Hi temp cheeses are specially formulated to not melt at normal smokehouse temperatures. To my knowledge so far what is available is Cheddar, Pepper Jack, Swiss and Mozerella. But there surely may be others I am not aware of. Hi temp cheese will be marked and sold as just that, you should have no problem identifying hi temp cheese. Hi temp cheese also sells for considerably more per pound.

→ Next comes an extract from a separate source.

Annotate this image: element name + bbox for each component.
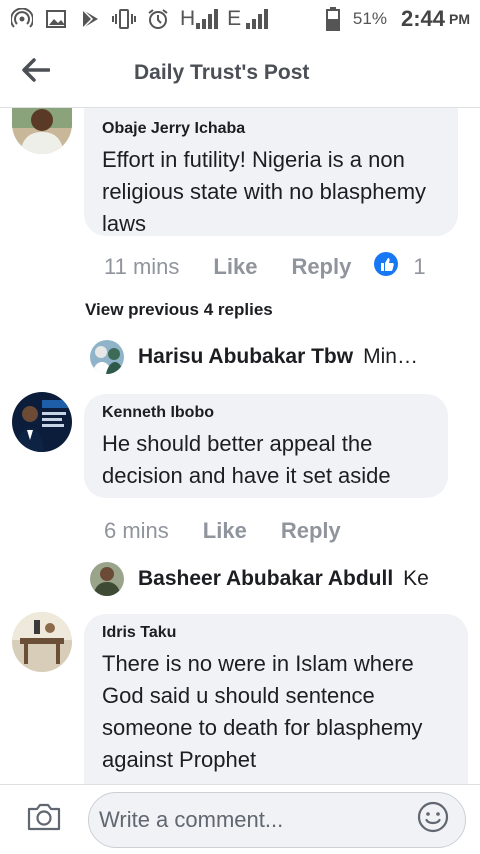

Too date I have only used hi temp cheeses in my summer sausages and meat sticks, because of the additional costs. My wife would like to use it to make cheddar brats, but that will not be happening this season as we have more than enough brats left from last year.


----------



## beertender (Jul 17, 2007)

I've never heard that term before and did a search for it. I can't believe one would stay solid up to 400 degrees. It was a cheddar. I figure the more "solid" or "crumbly" types would be high temp. Wow I learn something new everyday around here.


----------



## richoso1 (Jul 17, 2007)

Thanks MossyMo, I'm going to try the cheddar cheese and I'll let you know how it worked out, and possibly with some Q Views.


----------



## deejaydebi (Jul 17, 2007)

They are making more varieties everyday. A few years ago there was only American now there are at least 10 different kinds. Go here for the biggest selection.

http://www.butcher-packer.com/index....keyword=cheese


----------



## richoso1 (Jul 17, 2007)

I just bought some cheddar from the Cache Valley Cheese outlet in Beaver, Utah. Population 2,500. There cheese is so fresh and very reasonable too. Thanks for the link, one can never have enough resources.


----------